The Mayan ancestors were masters of time, mathematics and astronomy. They had at least 50 calendars, most depicting cosmological cycles that Earth experiences over vast eras of space time. These cycles are characterized by energetic shifts and serve as a kind of background music to our solar system’s galactic journey. One could say they are the theme songs to our collective life force. In the same way that we can choose to dance rhythmically to our playlist, dance out of sync, or sit and watch others dance, the energetic rhythms of this current era offer us the song of expanded awareness. We can choose to fear, ignore, or align with it. 

The Maya had a clear understanding of the impact of trauma, whether experienced yesterday, years ago, or centuries past. Instead of dancing to the rhythm of the moment, those of us carrying collective and ancestral trauma, dance to the memory of discordant songs, earworms repeating over and over, like a scratched record. When our trauma is activated, we go backward around the circle, subconsciously referencing the original wound, even when it is not a helpful response to the present moment. In other words, trauma leaves us stuck in time.
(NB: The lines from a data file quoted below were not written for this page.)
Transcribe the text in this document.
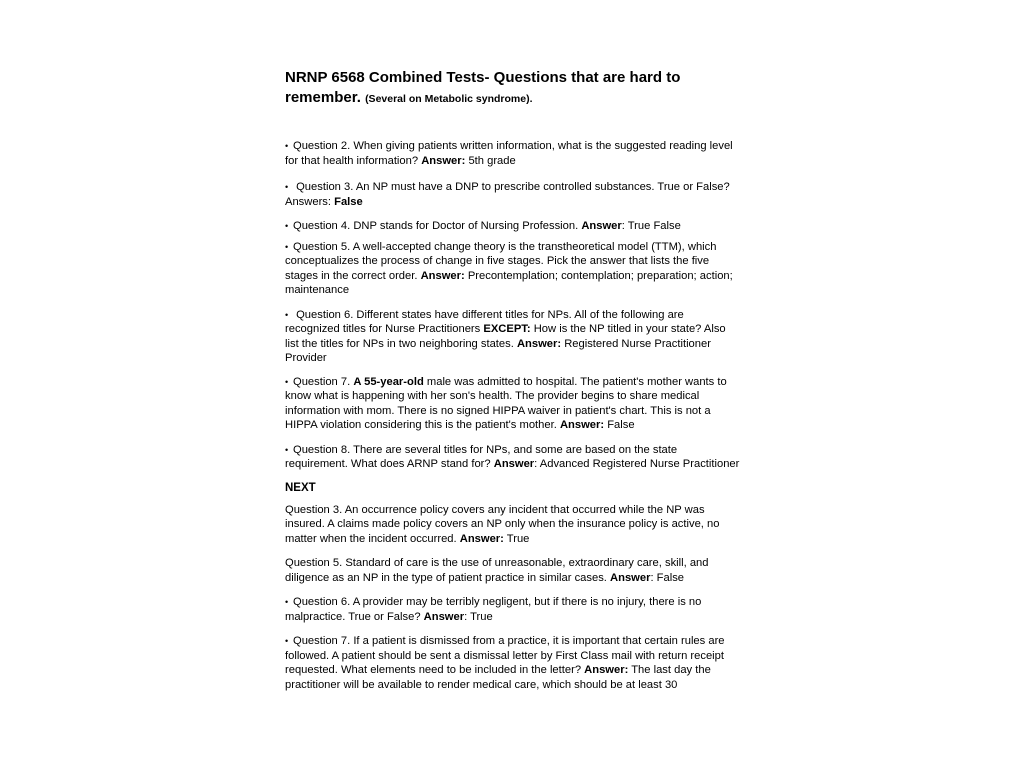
NRNP 6568 Combined Tests- Questions that are hard to remember. (Several on Metabolic syndrome).

• Question 2. When giving patients written information, what is the suggested reading level for that health information? Answer: 5th grade

• Question 3. An NP must have a DNP to prescribe controlled substances. True or False? Answers: False

• Question 4. DNP stands for Doctor of Nursing Profession. Answer: True False

• Question 5. A well-accepted change theory is the transtheoretical model (TTM), which conceptualizes the process of change in five stages. Pick the answer that lists the five stages in the correct order. Answer: Precontemplation; contemplation; preparation; action; maintenance

• Question 6. Different states have different titles for NPs. All of the following are recognized titles for Nurse Practitioners EXCEPT: How is the NP titled in your state? Also list the titles for NPs in two neighboring states. Answer: Registered Nurse Practitioner Provider

• Question 7. A 55-year-old male was admitted to hospital. The patient's mother wants to know what is happening with her son's health. The provider begins to share medical information with mom. There is no signed HIPPA waiver in patient's chart. This is not a HIPPA violation considering this is the patient's mother. Answer: False

• Question 8. There are several titles for NPs, and some are based on the state requirement. What does ARNP stand for? Answer: Advanced Registered Nurse Practitioner

NEXT

Question 3. An occurrence policy covers any incident that occurred while the NP was insured. A claims made policy covers an NP only when the insurance policy is active, no matter when the incident occurred. Answer: True

Question 5. Standard of care is the use of unreasonable, extraordinary care, skill, and diligence as an NP in the type of patient practice in similar cases. Answer: False

• Question 6. A provider may be terribly negligent, but if there is no injury, there is no malpractice. True or False? Answer: True

• Question 7. If a patient is dismissed from a practice, it is important that certain rules are followed. A patient should be sent a dismissal letter by First Class mail with return receipt requested. What elements need to be included in the letter? Answer: The last day the practitioner will be available to render medical care, which should be at least 30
Traveling in a circle, backward or forward, is not progress. It is not evolution. You go round and round, returning over and over to familiar places you’ve visited before, unable to offer a different response to life, one that breaks you out of the cycle. If that cycle drops you into victimhood, harming, depression, judgment, or saviorhood it’s likely to create conflict – within, between, and among.
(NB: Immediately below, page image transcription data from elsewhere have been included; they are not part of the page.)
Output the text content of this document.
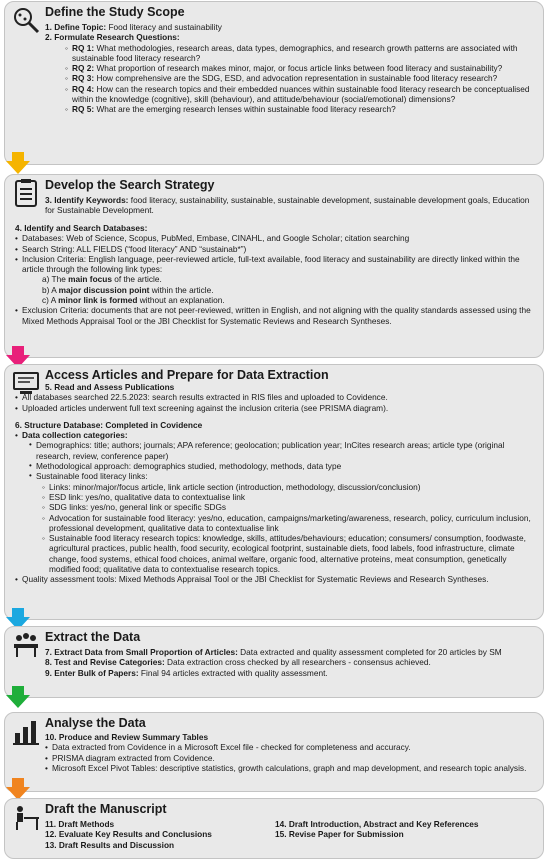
Define the Study Scope

1. Define Topic: Food literacy and sustainability

2. Formulate Research Questions:

◦ RQ 1: What methodologies, research areas, data types, demographics, and research growth patterns are associated with sustainable food literacy research?
◦ RQ 2: What proportion of research makes minor, major, or focus article links between food literacy and sustainability?
◦ RQ 3: How comprehensive are the SDG, ESD, and advocation representation in sustainable food literacy research?
◦ RQ 4: How can the research topics and their embedded nuances within sustainable food literacy research be conceptualised within the knowledge (cognitive), skill (behaviour), and attitude/behaviour (social/emotional) dimensions?
◦ RQ 5: What are the emerging research lenses within sustainable food literacy research?
Develop the Search Strategy

3. Identify Keywords: food literacy, sustainability, sustainable, sustainable development, sustainable development goals, Education for Sustainable Development.

4. Identify and Search Databases:

• Databases: Web of Science, Scopus, PubMed, Embase, CINAHL, and Google Scholar; citation searching
• Search String: ALL FIELDS (“food literacy” AND “sustainab*”)
• Inclusion Criteria: English language, peer-reviewed article, full-text available, food literacy and sustainability are directly linked within the article through the following link types:
a) The main focus of the article.
b) A major discussion point within the article.
c) A minor link is formed without an explanation.
• Exclusion Criteria: documents that are not peer-reviewed, written in English, and not aligning with the quality standards assessed using the Mixed Methods Appraisal Tool or the JBI Checklist for Systematic Reviews and Research Syntheses.
Access Articles and Prepare for Data Extraction

5. Read and Assess Publications

• All databases searched 22.5.2023: search results extracted in RIS files and uploaded to Covidence.
• Uploaded articles underwent full text screening against the inclusion criteria (see PRISMA diagram).

6. Structure Database: Completed in Covidence

• Data collection categories:
• Demographics: title; authors; journals; APA reference; geolocation; publication year; InCites research areas; article type (original research, review, conference paper)
• Methodological approach: demographics studied, methodology, methods, data type
• Sustainable food literacy links:
◦ Links: minor/major/focus article, link article section (introduction, methodology, discussion/conclusion)
◦ ESD link: yes/no, qualitative data to contextualise link
◦ SDG links: yes/no, general link or specific SDGs
◦ Advocation for sustainable food literacy: yes/no, education, campaigns/marketing/awareness, research, policy, curriculum inclusion, professional development, qualitative data to contextualise link
◦ Sustainable food literacy research topics: knowledge, skills, attitudes/behaviours; education; consumers/ consumption, foodwaste, agricultural practices, public health, food security, ecological footprint, sustainable diets, food labels, food infrastructure, climate change, food systems, ethical food choices, animal welfare, organic food, alternative proteins, meat consumption, genetically modified food; qualitative data to contextualise research topics.
• Quality assessment tools: Mixed Methods Appraisal Tool or the JBI Checklist for Systematic Reviews and Research Syntheses.
Extract the Data

7. Extract Data from Small Proportion of Articles: Data extracted and quality assessment completed for 20 articles by SM

8. Test and Revise Categories: Data extraction cross checked by all researchers - consensus achieved.

9. Enter Bulk of Papers: Final 94 articles extracted with quality assessment.

Analyse the Data

10. Produce and Review Summary Tables

• Data extracted from Covidence in a Microsoft Excel file - checked for completeness and accuracy.
• PRISMA diagram extracted from Covidence.
• Microsoft Excel Pivot Tables: descriptive statistics, growth calculations, graph and map development, and research topic analysis.
Draft the Manuscript

11. Draft Methods

12. Evaluate Key Results and Conclusions

13. Draft Results and Discussion

14. Draft Introduction, Abstract and Key References

15. Revise Paper for Submission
Luckily, the Earth and other planets in our solar system don’t circle around the galaxy. They don’t speed along a linear pathway either. Because Earth revolves (re-evolves) around the Sun and as our whole solar system re-volves around the Cosmological Navel (Galactic Centre), we actually spiral through space. With this spiralling, Earth, and those of us upon her, never travel through the same point in space time twice. Thus, in every moment of our existence, the shower of cosmological energy in which we swim always offers new information. Hence, every activation of past wounds we experience arrives with the promise of opportunity to explore the story from a different vantage point, deepen our understandings, and formulate new questions.

With every completed cycle around the spiral of either our galactic journey or the smaller healing spirals within it, our flower of awareness blossoms wider. We become conscious of more and more of reality. Specific healing practices may vary but the process is the same: we feel, sense, make meaning, release, transform and create safety so that the soul fragment that fled at the time of wounding (decades, centuries or millennia ago) can return. 
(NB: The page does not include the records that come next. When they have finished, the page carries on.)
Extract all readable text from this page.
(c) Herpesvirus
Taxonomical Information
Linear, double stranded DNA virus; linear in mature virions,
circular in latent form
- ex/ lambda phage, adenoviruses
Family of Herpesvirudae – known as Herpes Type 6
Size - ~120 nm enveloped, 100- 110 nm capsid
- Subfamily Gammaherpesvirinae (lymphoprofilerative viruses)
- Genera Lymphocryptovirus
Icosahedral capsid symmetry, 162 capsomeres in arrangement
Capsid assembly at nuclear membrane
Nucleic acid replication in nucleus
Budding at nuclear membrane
Foundational to many global Indigenous worldviews is the idea that each of us has chosen to limit ourselves to the material realm for this short lifetime because that’s the experience that most excited us. As preborn souls, we intended to experience every exciting feeling on the roller coaster of human emotions. We understood that in experiencing the ups and downs of life we would be motivated and inspired to transform, create, re-create, and evolve. Evolution is a Universal Impulse. 

On arrival into the material world, we forgot all that. But some of us are starting to remember.